Today’s trek was definitely good for the soul. There’s no better cure for the jangled nerves caused by e-mail, voice mail, demanding clients and ridiculously hectic personal lives than a quiet drive across rural country roads, especially on a spectacular fall day with the Master’s palette of autumn colors on full display. I highly recommend that any of you in need of respite for your tired souls jump into your car, leave your Crackberry and cell phones behind, and head out onto the open road for some highway therapy.
Today’s drive could only have been made better if there had been an afternoon baseball game on the radio, preferably a playoff or World Series game, and I was reminded of a similar jaunt across Western Iowa back in the mid-1980s, as I returned from a trial in Ft. Dodge and listened to Ozzie Smith crack out a home run for the Cardinals in a National League Championship game. I cannot remember the opponent, but I do seem to remember that Ozzie’s blast was either a walk-off winning home run, or that it put the Cardinals in the lead for good. I will look it up.
The new client that I met with today is a retired Iowa Supreme Court Justice who had the misfortune of being in an automobile accident several years ago while in Omaha visiting his son, and who is now being sued in Douglas County District Court. The Judge and his wife live in a beautiful old brick home on a quiet street in Jefferson where they raised their children many years ago. Before the Judge would agree to sit down and talk business with me, I was forced to the dining room for coffee and coffee cake with the Judge and his lovely bride of more than 50 years; the entire time I felt like I was sitting in the middle of a Norman Rockwell portrait.
After coffee and our morning snack, we headed into the Judge’s living room for a discussion about the lawsuit, but much more time was spent reminiscing on the Judge’s legal and judicial career, the raising of children back when they did it in the ’60s and ’70s and how we do it now, and about just, well, life. I could not suppress a big smile when the Judge’s wife, Madonna (great name for someone born in the 1920s), turned to me after a time and said, “Well, what I want to hear about now is your family,” and the best part about it was that she really meant it. And so I indulged her.
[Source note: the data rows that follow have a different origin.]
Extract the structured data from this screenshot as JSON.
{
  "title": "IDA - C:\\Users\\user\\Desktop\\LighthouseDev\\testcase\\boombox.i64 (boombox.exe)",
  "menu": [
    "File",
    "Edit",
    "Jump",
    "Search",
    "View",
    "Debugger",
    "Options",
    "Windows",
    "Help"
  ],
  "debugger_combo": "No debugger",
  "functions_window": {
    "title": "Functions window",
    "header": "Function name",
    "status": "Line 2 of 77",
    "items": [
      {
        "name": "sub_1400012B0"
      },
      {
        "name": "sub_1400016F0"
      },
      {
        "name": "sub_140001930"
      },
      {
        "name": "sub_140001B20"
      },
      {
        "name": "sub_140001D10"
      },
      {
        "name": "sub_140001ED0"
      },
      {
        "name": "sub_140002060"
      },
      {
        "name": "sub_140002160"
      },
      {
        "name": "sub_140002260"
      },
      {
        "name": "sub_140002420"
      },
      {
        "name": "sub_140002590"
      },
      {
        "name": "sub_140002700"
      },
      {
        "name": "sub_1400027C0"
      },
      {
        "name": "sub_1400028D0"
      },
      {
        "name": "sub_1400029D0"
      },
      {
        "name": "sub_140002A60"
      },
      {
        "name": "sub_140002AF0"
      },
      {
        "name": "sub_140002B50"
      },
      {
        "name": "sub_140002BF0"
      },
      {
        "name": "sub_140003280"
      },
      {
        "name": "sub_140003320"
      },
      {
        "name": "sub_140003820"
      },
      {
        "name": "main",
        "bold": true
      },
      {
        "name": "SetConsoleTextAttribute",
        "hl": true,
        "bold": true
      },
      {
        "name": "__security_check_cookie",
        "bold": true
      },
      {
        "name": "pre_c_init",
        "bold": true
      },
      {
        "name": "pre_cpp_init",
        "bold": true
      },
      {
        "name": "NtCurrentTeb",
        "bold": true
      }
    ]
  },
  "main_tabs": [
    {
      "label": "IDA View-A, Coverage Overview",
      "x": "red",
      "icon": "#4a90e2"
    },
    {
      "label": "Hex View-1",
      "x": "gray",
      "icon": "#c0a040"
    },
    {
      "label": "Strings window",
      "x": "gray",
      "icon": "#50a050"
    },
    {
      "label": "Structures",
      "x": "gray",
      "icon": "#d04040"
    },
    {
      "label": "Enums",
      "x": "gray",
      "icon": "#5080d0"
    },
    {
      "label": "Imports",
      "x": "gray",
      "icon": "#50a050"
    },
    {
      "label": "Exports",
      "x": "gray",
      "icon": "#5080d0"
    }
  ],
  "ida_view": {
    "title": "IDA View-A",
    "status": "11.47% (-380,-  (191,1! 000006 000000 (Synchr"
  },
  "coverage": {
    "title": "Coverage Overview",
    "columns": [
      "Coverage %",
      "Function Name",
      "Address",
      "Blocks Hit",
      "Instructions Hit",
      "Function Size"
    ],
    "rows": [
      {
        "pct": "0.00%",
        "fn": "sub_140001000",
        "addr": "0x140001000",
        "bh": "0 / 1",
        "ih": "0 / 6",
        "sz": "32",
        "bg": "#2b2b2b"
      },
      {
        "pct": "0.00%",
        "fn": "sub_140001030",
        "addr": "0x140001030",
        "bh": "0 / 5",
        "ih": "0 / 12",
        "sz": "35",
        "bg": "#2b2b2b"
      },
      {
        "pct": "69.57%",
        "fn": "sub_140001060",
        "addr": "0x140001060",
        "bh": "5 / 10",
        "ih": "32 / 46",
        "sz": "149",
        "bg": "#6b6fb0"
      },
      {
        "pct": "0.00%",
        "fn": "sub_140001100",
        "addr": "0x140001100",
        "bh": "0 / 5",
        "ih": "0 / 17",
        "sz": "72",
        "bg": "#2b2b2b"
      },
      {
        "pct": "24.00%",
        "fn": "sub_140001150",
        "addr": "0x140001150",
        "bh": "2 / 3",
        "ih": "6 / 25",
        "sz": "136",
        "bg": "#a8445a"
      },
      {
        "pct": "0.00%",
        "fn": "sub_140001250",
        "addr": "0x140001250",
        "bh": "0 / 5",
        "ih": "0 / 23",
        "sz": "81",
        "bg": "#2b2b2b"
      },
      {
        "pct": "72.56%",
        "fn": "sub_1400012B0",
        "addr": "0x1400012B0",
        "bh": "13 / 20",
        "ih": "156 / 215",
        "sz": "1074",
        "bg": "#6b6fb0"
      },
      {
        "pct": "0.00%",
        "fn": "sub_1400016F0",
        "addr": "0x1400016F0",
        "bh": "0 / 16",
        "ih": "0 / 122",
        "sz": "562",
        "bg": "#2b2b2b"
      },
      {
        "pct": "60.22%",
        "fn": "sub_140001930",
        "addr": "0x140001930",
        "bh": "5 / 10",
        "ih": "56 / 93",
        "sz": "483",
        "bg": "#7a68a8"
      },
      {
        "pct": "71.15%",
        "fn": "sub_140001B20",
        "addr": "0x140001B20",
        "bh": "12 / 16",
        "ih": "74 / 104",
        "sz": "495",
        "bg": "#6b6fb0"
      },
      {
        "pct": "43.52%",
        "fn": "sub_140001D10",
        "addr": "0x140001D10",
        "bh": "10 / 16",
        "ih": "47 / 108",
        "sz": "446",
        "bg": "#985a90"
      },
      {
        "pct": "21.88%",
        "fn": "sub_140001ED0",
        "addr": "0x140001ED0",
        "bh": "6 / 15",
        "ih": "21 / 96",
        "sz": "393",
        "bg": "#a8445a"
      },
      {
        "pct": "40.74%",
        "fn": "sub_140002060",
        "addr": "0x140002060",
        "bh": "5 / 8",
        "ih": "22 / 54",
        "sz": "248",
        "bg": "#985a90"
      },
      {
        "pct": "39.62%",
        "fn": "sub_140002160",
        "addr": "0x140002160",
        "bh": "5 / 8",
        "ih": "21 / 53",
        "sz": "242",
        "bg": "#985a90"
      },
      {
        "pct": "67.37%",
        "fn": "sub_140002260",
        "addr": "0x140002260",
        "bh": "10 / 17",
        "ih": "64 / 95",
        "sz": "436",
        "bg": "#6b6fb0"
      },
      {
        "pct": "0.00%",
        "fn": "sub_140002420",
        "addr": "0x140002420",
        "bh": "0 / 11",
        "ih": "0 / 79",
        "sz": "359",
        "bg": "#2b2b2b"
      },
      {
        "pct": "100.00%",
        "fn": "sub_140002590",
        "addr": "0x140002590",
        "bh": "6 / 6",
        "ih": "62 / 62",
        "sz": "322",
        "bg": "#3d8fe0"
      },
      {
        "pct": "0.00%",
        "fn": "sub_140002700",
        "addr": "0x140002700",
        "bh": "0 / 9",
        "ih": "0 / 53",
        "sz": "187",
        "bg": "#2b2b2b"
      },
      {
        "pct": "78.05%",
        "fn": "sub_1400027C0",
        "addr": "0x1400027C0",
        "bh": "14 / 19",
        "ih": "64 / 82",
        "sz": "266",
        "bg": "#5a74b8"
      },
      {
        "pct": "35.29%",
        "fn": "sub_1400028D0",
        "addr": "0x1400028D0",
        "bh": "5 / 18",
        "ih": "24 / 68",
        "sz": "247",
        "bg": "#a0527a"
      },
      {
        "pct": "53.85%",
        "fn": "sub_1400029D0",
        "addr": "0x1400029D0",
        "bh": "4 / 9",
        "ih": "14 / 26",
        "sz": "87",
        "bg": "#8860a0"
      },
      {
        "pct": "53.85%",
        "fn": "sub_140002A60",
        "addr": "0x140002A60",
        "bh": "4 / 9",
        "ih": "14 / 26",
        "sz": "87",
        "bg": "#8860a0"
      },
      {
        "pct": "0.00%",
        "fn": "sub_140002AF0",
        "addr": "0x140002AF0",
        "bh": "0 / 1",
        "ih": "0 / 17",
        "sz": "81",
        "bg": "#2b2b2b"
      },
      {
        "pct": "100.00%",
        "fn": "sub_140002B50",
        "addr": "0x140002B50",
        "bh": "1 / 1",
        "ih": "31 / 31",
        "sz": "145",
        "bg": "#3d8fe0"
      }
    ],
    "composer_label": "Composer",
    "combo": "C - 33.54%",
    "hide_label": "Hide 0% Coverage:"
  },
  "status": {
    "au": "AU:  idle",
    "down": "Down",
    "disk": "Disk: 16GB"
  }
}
The most interesting and important thing that I learned from Judge Harris and his wife during my house call to Jefferson today is that even in their timeless home on a quiet street in a placid little community like Jefferson, the Judge and his wife both reflected that the raising of their four children came and went in a “twinkling of the eye,” the great joy of their lives behind them almost before it had even started. My take-home point from my new client and his wife is to slow it down, take it all in, and savor every moment of our time with our children and loved ones.
Although I have no scientific support for it, it is clear to me that today’s unsurpassable drive through Hawkeye territory and my enriching meeting with the Judge and his wife were predestined. The burdens of breadwinning and serving as the paternal head of a busy family put me in need of a spiritual tune-up, and today’s visit to the Jefferson Jiffy Lube filled the bill perfectly.
Instead of distracting all of you and myself with the point standings and player statistics and other HSL gobbledy-gook, I will instead leave you with the above thoughts and my hope that each of you can find a way to use the advice that was implicit from my meeting with these warm and wonderful Midwesterners. Don’t ever forget to stop and smell the roses, good friends.